Conservatives in power, vicious cuts applied to the welfare state while regressive taxes increase, police violence perpetrated against the poor against a background of declining legitimacy. Yes, the parallels between 2011 and 1981 are irresistibly suggestive of a political explanation for the British summer riots.
The triggers in 1981 were ‘heavy handed’ and often racist policing reflecting long running policing policies that systematically targeted young black men whose experience of state authority would likely have been unremittingly negative. This combined with racial tensions between communities and with the deep-set inequalities of urban life where whole areas were devoid of opportunities for meaningful work. There were instances of looting and arson but the prominent images of Brixton, Toxteth and so on is the violent clashes with police. At times small numbers of police found themselves surrounded by angry youths with improvised weapons. More often, lines of police in riot gear would tackle large groups of rioters head-on. Battles would last hours and the aim, it would seem, was primarily to hit back at the police while the usual power relationship had been reversed.
This summer, after the first night of anger at the police shooting of Mark Duggan, people’s purpose on the streets seemed to be different. Rather than directing violence at police, such confrontations were often avoided as the fast moving and, at times, well organised crowds descended like bargain hunters on high street stores. Rather than an opportunity to settle scores with authorities, this looked like a rush to get free stuff, as was sometimes evident on various communications on social networks and in media interviews after the events[Guardian, Telegraph]. This difference in the character of the riots is suggestive of a different explanation for why they occurred. As Zygmunt Bauman was quick to argue ‘these are not hunger or bread riots. These are riots of defective and disqualified consumers.’
Bauman’s contributions to the sociology of contemporary capitalism have drawn out the implications of a shift in the way in which people create and understand their own identities, which in turn frame their understandings of the world around them, their decisions about action and their identification of friends, allies, and opponents. Whereas once most people understood their identities in terms of religion, nation, social position or vocation in the present we can talk about a multitude of consumer-based identities. This analysis is understood best by clever marketer, who consciously try to create brands for products that carry a heavy load of meaning. As a result, a large portion of the value of global corporations is attributed to their brands (see Interbrand for current values.) The value of a consumer object becomes detached from either the cost of production or the utility that product has, but instead is tied to what it signals about us both to ourselves and to those who see use engaged in conspicuous consumption. Apple iThing brand construction is a little stroke of genius in this regard – I’d be very surprised if Apple marketers didn’t come up with a list of things that the now ubiquitous ‘i’ could stand for that included identity. If we’d had the ‘myPod’ we’d have an everyday description of ownership of a thing, but by using the active, verbal form of the pronoun ‘i’ we get a much deeper signal that ‘I do Apple products’, such that ownership of the product also says something much more meaningful about the consumer , perhaps that they see themselves as technologically savvy lovers of design and aesthetics, willing to pay a high premium for apparent quality (and therefore relatively wealthy), keen on music, smart, intelligent.
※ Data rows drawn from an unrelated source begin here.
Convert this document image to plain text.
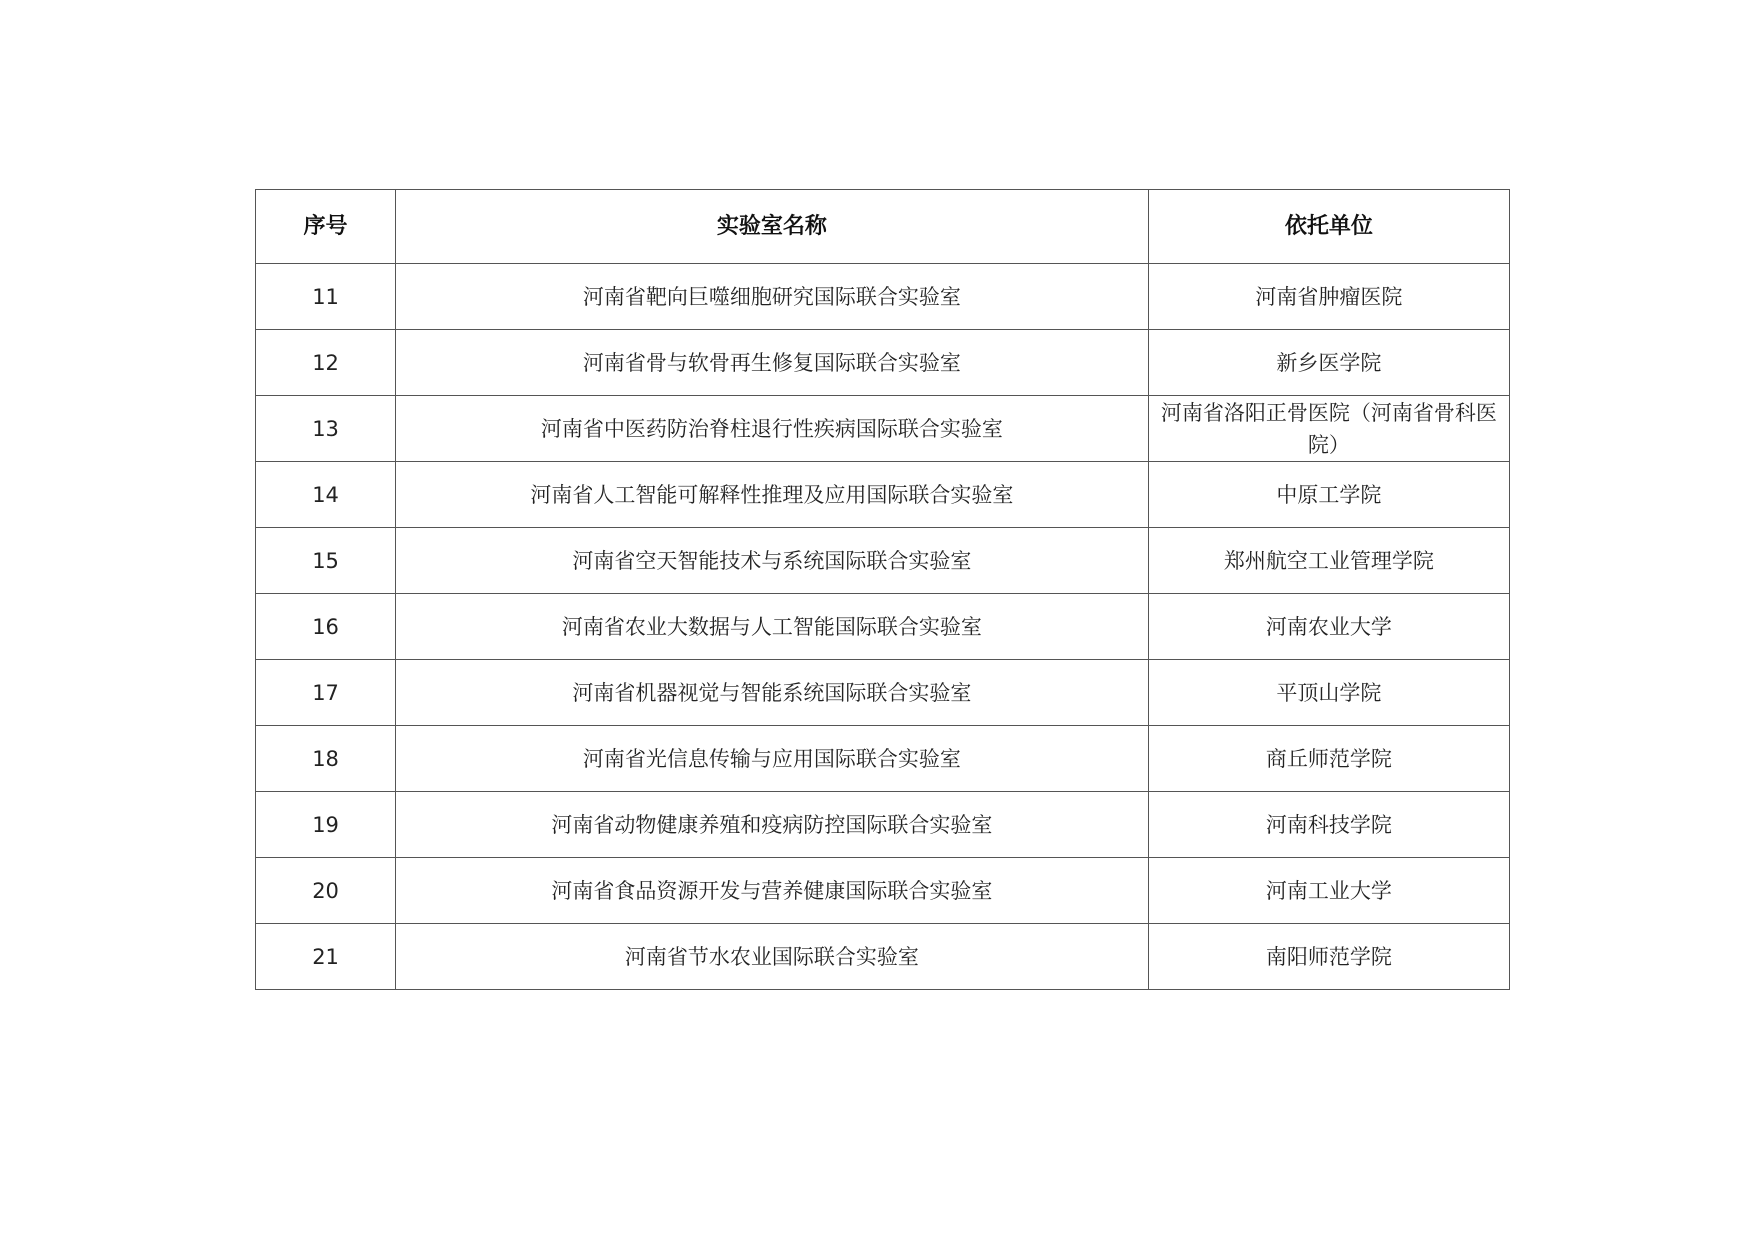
序号	实验室名称	依托单位
11	河南省靶向巨噬细胞研究国际联合实验室	河南省肿瘤医院
12	河南省骨与软骨再生修复国际联合实验室	新乡医学院
13	河南省中医药防治脊柱退行性疾病国际联合实验室	河南省洛阳正骨医院（河南省骨科医院）
14	河南省人工智能可解释性推理及应用国际联合实验室	中原工学院
15	河南省空天智能技术与系统国际联合实验室	郑州航空工业管理学院
16	河南省农业大数据与人工智能国际联合实验室	河南农业大学
17	河南省机器视觉与智能系统国际联合实验室	平顶山学院
18	河南省光信息传输与应用国际联合实验室	商丘师范学院
19	河南省动物健康养殖和疫病防控国际联合实验室	河南科技学院
20	河南省食品资源开发与营养健康国际联合实验室	河南工业大学
21	河南省节水农业国际联合实验室	南阳师范学院
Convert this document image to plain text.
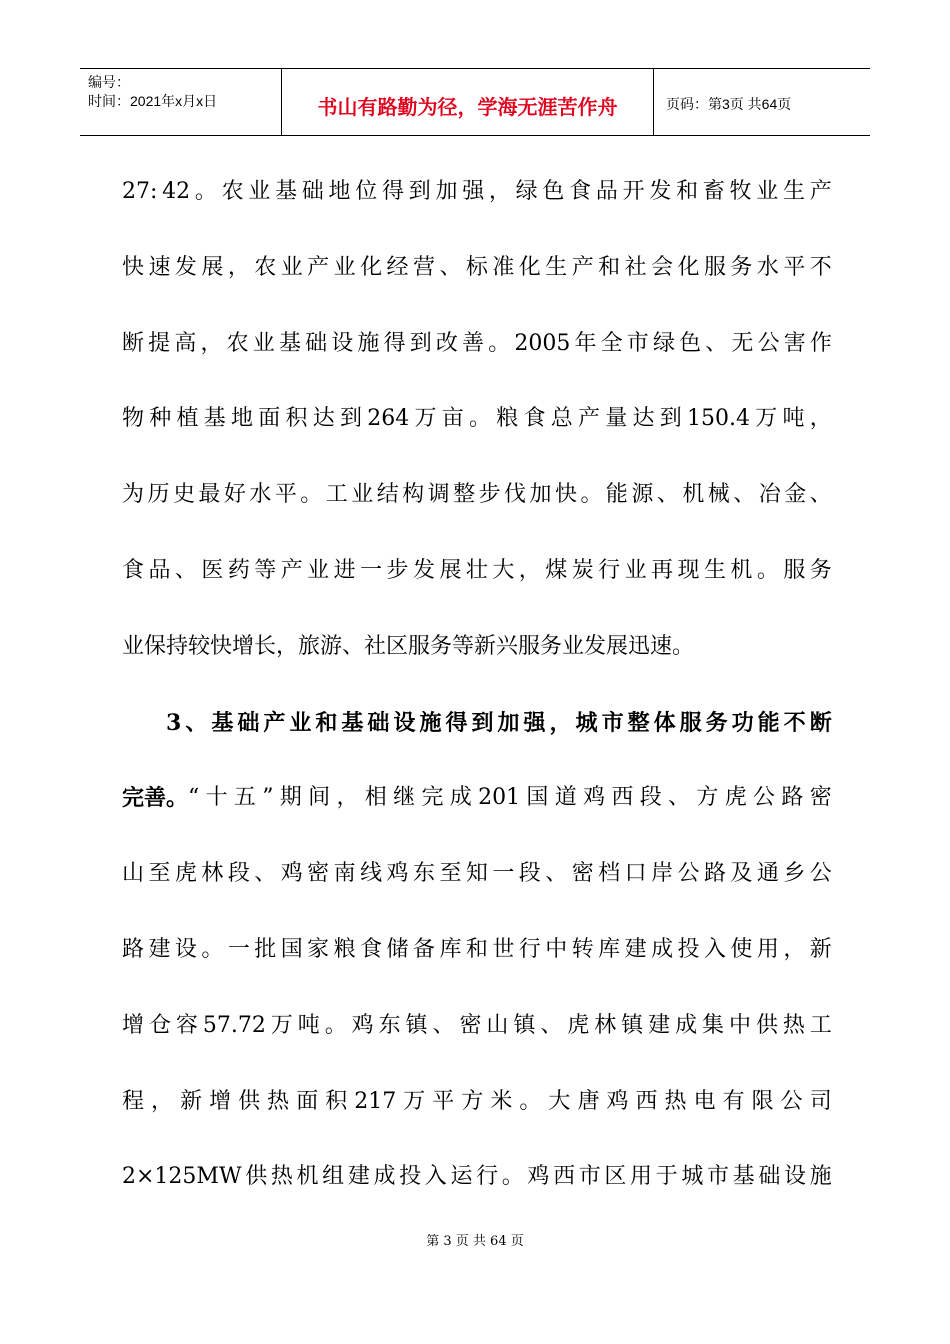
编号：
时间：2021年x月x日	书山有路勤为径，学海无涯苦作舟	页码：第3页 共64页
27: 42 。 农 业 基 础 地 位 得 到 加 强 ， 绿 色 食 品 开 发 和 畜 牧 业 生 产
快 速 发 展 ， 农 业 产 业 化 经 营 、 标 准 化 生 产 和 社 会 化 服 务 水 平 不
断 提 高 ， 农 业 基 础 设 施 得 到 改 善 。 2005 年 全 市 绿 色 、 无 公 害 作
物 种 植 基 地 面 积 达 到 264 万 亩 。 粮 食 总 产 量 达 到 150.4 万 吨 ，
为 历 史 最 好 水 平 。 工 业 结 构 调 整 步 伐 加 快 。 能 源 、 机 械 、 冶 金 、
食 品 、 医 药 等 产 业 进 一 步 发 展 壮 大 ， 煤 炭 行 业 再 现 生 机 。 服 务
业保持较快增长，旅游、社区服务等新兴服务业发展迅速。
3 、 基 础 产 业 和 基 础 设 施 得 到 加 强 ， 城 市 整 体 服 务 功 能 不 断
完善。 “ 十 五 ” 期 间 ， 相 继 完 成 201 国 道 鸡 西 段 、 方 虎 公 路 密
山 至 虎 林 段 、 鸡 密 南 线 鸡 东 至 知 一 段 、 密 档 口 岸 公 路 及 通 乡 公
路 建 设 。 一 批 国 家 粮 食 储 备 库 和 世 行 中 转 库 建 成 投 入 使 用 ， 新
增 仓 容 57.72 万 吨 。 鸡 东 镇 、 密 山 镇 、 虎 林 镇 建 成 集 中 供 热 工
程 ， 新 增 供 热 面 积 217 万 平 方 米 。 大 唐 鸡 西 热 电 有 限 公 司
2×125MW 供 热 机 组 建 成 投 入 运 行 。 鸡 西 市 区 用 于 城 市 基 础 设 施
第 3 页 共 64 页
So, what’s the problem with people using objects of consumption to build an identity? Intrinsically, perhaps nothing, but this trend has to be understood in relation to two realities of contemporary capitalism: first that we are inescapably bombarded with advertising so that claims that certain products are required for certain aspects of identity are familiar to people from early childhood; second that many are excluded from participation in this make-believe world of music players, cars or deodorants with sex appeal. The unemployed and the underemployed are Bauman’s ‘defective consumers’, stoked with the desire for identity-confirming objects by a lifetime of marketing but unable to grasp them by legal means. The impact of consumerism on the poor is just to make their experience of inequality much sharper; their lack of opportunity for income or credit robs them also of the primary social tools for self-expression.
This argument needs to be tempered though, and shouldn’t be reduced to the idea that these riots were simply about consumerist greed. Owen Jones made some useful observations at an RSA talk (audio here) including plenty of quotes from people involved in rioting who were directly complaining about police behaviour or about the lack of opportunity for work. Just because, to my mediated view of things, the riots didn’t look like a well targeted kick at the police, doesn’t mean that that wasn’t exactly what was intended. As Jones points out, we’re actually looking at a series of riots and each one contained many motivations. For some it may have simply been hedonistic bravado, for others free stuff and for others still a battle with police. Whatever the mix of motivations, a broader explanation for episodes of collective willingness to transcend the normal rules are demanded. As in the early 1980s, deep material inequalities and an abiding hopelessness in the face of more restrictions on opportunity and shrinking safeguards for even a basic standard of living seem to be clear precursors, generating anger and resentment on a huge scale.
So, while this casual comparison of riots is suggestive of an explanation for differences in the form of the riots, with this higher emphasis on iLooting an outgrowth of wild consumerism, perhaps the traditional explanation for the existence of the riots in the first place – an austere state exacerbating deep social and economic inequalities – remains intact.